Assistant Professor of Surgery and Medicine, Endocrinology (Joint); Endocrine Surgeon
University of Rochester
Rochester, New York, United States
Adrenal and adrenocortical cancer organoids are a preclinical modeling system that can facilitate high throughput experimental therapy screening and enhance our comprehension of the cellular and molecular biology underlying adrenocortical disease.
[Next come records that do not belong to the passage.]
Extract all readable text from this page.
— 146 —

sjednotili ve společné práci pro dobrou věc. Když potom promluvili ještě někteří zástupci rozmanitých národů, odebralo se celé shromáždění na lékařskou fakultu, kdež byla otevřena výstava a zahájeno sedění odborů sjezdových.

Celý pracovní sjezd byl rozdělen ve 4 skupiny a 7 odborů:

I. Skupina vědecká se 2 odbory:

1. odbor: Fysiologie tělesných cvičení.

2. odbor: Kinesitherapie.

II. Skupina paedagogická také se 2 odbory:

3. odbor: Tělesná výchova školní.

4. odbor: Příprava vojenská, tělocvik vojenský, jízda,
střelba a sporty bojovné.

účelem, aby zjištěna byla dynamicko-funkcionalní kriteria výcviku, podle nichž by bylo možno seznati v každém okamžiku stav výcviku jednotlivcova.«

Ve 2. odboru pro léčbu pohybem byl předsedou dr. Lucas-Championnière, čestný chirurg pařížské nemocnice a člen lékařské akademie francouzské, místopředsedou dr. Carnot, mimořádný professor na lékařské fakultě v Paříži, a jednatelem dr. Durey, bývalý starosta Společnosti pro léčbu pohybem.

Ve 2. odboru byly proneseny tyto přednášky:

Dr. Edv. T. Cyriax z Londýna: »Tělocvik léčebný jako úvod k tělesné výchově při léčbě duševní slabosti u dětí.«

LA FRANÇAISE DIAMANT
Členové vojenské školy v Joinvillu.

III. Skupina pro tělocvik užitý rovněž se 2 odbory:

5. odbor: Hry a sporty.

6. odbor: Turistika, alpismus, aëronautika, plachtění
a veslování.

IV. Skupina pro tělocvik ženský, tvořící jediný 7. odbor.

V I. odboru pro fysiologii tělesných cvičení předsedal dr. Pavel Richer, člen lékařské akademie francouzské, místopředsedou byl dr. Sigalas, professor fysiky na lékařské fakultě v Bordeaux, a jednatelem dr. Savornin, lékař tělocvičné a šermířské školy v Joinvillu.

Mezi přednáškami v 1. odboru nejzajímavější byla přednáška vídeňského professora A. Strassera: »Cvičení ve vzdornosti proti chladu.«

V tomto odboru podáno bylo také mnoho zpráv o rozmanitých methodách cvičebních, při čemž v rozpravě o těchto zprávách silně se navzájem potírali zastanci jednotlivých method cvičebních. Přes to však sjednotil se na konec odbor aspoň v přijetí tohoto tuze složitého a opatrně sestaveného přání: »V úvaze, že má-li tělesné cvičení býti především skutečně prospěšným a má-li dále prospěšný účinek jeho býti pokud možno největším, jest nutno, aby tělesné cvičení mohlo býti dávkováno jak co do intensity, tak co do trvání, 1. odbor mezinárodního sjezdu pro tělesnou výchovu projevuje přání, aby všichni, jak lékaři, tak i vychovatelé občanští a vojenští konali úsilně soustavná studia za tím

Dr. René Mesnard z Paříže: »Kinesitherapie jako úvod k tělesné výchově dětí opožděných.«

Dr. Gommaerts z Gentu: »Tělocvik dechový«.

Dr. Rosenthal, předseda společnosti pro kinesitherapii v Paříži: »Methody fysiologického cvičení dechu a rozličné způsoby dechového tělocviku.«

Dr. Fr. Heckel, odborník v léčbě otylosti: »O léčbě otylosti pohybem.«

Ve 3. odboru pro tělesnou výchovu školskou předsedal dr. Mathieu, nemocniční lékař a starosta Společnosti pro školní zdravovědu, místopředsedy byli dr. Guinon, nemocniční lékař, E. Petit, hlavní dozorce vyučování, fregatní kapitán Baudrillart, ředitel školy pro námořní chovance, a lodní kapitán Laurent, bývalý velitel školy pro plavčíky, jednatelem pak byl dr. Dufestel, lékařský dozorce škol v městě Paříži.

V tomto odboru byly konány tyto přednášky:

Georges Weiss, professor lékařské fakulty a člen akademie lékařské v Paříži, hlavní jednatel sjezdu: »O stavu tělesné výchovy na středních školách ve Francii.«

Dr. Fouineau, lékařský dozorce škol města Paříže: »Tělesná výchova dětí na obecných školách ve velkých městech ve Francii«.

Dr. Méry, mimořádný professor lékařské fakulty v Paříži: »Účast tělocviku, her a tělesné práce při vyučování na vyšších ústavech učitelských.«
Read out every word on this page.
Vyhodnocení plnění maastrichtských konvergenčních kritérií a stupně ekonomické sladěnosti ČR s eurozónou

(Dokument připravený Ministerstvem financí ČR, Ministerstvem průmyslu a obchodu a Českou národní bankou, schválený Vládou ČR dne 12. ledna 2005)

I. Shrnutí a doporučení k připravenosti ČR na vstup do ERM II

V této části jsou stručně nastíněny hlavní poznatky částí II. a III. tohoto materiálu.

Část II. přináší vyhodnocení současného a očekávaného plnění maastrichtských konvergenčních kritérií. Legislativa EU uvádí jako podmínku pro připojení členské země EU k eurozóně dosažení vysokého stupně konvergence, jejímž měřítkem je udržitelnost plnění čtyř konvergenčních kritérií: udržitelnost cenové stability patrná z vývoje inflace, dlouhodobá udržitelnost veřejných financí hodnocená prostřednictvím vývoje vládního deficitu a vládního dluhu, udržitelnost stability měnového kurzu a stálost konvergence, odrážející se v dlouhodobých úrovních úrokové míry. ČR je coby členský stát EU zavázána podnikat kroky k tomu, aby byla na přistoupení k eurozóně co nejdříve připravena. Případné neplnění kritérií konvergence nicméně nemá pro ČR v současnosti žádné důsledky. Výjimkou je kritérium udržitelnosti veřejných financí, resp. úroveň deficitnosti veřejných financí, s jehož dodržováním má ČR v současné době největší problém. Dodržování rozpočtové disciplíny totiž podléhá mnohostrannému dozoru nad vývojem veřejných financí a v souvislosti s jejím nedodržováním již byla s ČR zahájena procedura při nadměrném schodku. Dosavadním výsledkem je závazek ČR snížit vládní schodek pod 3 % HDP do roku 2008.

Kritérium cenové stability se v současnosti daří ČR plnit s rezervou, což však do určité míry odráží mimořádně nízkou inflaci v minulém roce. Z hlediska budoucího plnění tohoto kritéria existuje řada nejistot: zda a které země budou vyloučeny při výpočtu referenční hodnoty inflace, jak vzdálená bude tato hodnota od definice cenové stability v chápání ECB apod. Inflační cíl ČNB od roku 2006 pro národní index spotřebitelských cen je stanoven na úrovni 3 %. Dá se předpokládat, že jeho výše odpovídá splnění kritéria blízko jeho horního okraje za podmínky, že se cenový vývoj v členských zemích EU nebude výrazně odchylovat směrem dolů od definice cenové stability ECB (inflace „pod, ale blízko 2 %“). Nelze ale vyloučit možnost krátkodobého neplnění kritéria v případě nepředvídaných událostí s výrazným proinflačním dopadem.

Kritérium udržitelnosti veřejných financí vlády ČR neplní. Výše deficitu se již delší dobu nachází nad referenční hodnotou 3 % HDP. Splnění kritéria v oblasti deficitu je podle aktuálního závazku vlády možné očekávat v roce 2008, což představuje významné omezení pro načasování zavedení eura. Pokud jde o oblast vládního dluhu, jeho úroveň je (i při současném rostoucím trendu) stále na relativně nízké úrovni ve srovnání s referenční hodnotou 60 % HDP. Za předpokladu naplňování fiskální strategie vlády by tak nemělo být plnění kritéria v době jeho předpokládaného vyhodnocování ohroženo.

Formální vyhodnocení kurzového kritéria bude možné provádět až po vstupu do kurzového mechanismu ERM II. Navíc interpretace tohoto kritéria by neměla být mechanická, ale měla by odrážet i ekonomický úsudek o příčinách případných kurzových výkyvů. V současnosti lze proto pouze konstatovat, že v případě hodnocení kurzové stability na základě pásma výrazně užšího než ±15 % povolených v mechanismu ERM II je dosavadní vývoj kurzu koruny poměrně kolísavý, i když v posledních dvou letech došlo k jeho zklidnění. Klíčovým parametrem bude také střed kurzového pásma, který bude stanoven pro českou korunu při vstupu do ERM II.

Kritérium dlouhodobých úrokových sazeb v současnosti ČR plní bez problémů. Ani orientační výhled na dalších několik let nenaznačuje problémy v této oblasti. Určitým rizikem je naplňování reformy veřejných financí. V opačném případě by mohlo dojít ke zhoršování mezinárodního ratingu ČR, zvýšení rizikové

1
We hypothesized that a robust adrenal organoid culturing platform would develop through 3D culturing techniques and the addition of growth factors known to promote adrenal stem cell diversity.
Methods:
12-week-old male C57BL/6J mice were euthanized and prepped under sterile conditions before performing a midline laparotomy. Adrenal glands were exposed bilaterally by performing a medial visceral rotation and then harvested under a dissecting microscope using ophthalmic scissors and fine forceps. Glands were placed on ice, transferred to a warmed digestion buffer containing DMEM/F12 and 18% collagenase (Sigma, C6885), quenched using DMEM/F12 with 10% FBS and centrifuged. The supernatant was discarded, and the remaining cell pellet was resuspended in 2 ml of DMEM/F12 and passed through a 70um filter. Cells were counted using a hemocytometer and plated onto 96 well plates coated with 25uL Matrigel or 96 well v-bottom plates with a hydrophobic F108 coating. The following media conditions were tested on a Matrigel-coated plate with Pen-Strep (Gibco, 15140122), FGF (Sigma, F9786) using ~5,000 cells per well: DMEM/F12, DMEM/F12 with 1%, 2%, 5%, 10% embryonic FBS (eFBS), and DMEM/F12 with 10% regular FBS. Six replicates were performed per condition. After 14 days in culture, cells were fixed using 4% PFA and stained using established IHC protocols for Steroidogenic Acute Regulatory Protein (StAR; Invitrogen, PA5-21687) and Nestin (Invitrogen, MA1-110).
Results:
On average, 1x106 cells were derived from five mice. StAR staining revealed that adrenal medullary cells require FBS at high concentrations over serum-free media. Nestin staining showed no statistically significant difference between various media conditions with robust cortical cell growth irrespective of additive growth factors. After 14 days, co-culture of adrenal cells resulted in 3D organoids with evidence of organoid growth over time.
Conclusions:
By optimizing existing techniques for isolating adrenal cells, we increased cell yield 100-fold compared to previous methodologies and optimized a culturing protocol for 3D adrenal organoids. Our results suggest that paracrine signaling between adrenal cortical cells is sufficient to support cell growth in culture. Over time, adrenal organoids reform into a structure resembling a native gland, with cortical and medullary tissues co-localizing.